Power Spectral-Density Model for Pedestrian Walking Load

Intensive vibrations may occur in slender structures like footbridges and long-span floors due to movement of pedestrians. Problems are usually treated in the time domain as Fourier series models of the forcing function, but most methods have disadvantages of neglecting the stochastic character of human walking, being computationally inefficient for random vibration analysis, and overestimating responses in the case of resonance. Meanwhile, frequency-domain models of other types of structural loading are efficient while being a more acceptable approach widely adopted for dealing with stochastic response problems. Hence, an experiment-based power spectral-density (PSD) model normalized to walking frequency and order of harmonic is proposed.
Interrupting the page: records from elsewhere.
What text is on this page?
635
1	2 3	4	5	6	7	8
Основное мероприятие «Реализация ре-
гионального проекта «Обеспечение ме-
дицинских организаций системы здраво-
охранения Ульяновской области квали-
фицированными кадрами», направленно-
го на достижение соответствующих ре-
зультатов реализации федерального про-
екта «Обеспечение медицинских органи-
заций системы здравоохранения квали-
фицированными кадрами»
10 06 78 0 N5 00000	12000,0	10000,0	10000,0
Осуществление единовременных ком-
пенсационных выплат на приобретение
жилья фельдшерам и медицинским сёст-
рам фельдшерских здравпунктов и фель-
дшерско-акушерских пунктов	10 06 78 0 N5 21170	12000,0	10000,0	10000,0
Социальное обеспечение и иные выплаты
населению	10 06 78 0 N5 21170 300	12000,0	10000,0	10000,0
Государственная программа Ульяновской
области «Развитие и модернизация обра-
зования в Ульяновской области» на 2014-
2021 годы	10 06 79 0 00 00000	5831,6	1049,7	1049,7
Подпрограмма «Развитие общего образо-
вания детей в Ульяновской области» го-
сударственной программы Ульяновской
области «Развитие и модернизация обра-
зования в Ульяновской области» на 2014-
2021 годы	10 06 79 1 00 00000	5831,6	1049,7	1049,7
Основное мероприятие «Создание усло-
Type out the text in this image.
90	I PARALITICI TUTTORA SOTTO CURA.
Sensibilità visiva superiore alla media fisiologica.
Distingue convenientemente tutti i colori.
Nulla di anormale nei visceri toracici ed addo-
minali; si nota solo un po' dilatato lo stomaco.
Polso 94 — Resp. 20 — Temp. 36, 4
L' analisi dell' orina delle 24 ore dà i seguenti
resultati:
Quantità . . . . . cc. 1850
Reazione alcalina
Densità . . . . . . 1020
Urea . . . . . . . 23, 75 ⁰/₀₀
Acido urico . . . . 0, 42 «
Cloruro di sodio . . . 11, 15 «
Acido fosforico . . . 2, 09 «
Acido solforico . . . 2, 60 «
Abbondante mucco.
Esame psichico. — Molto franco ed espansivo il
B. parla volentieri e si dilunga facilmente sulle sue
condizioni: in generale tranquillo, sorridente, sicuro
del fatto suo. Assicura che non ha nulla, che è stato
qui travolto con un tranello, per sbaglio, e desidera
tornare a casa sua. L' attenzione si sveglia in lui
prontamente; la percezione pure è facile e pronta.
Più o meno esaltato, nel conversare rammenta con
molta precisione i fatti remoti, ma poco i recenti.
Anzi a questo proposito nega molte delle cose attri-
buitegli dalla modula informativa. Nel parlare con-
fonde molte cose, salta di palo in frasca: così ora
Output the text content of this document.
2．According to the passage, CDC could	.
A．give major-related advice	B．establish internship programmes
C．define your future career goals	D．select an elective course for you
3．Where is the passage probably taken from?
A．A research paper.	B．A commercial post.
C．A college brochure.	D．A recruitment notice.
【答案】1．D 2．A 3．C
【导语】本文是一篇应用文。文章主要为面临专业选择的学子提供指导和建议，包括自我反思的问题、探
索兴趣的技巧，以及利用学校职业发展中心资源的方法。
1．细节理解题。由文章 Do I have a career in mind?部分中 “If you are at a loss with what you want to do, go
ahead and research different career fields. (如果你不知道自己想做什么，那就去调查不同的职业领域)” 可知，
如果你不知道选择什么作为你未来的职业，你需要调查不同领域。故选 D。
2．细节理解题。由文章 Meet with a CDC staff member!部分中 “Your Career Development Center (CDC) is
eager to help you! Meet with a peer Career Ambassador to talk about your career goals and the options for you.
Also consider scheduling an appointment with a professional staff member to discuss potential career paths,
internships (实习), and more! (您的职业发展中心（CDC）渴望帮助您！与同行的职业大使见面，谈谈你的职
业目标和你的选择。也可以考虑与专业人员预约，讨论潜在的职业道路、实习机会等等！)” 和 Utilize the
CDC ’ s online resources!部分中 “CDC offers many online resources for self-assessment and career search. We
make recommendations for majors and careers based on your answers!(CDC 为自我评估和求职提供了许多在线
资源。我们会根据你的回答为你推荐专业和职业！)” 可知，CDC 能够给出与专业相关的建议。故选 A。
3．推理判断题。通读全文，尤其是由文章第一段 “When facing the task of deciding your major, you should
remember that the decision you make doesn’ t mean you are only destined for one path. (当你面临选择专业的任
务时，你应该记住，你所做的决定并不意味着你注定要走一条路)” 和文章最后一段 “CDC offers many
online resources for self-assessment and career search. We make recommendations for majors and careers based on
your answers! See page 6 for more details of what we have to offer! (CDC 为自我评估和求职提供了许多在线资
To construct this model, 1,528 individual walking-load time histories were collected from an experiment on a rigid floor. These records were then linked to obtain a smaller number of longer samples for a good frequency resolution in spectral analysis. Using the linked samples and for a frequency normalized to mean walking frequency, PSD models in the range 1 +/- 0.05 for the harmonic and subharmonic are suggested as a Gaussian mixture with eight model parameters. Via the stationary and nonstationary stochastic vibration theory, the proposed model is used to predict the structural response in terms of root-mean square and peak of acceleration. The framework is finally tested via field measurements demonstrating applicability in practical design work.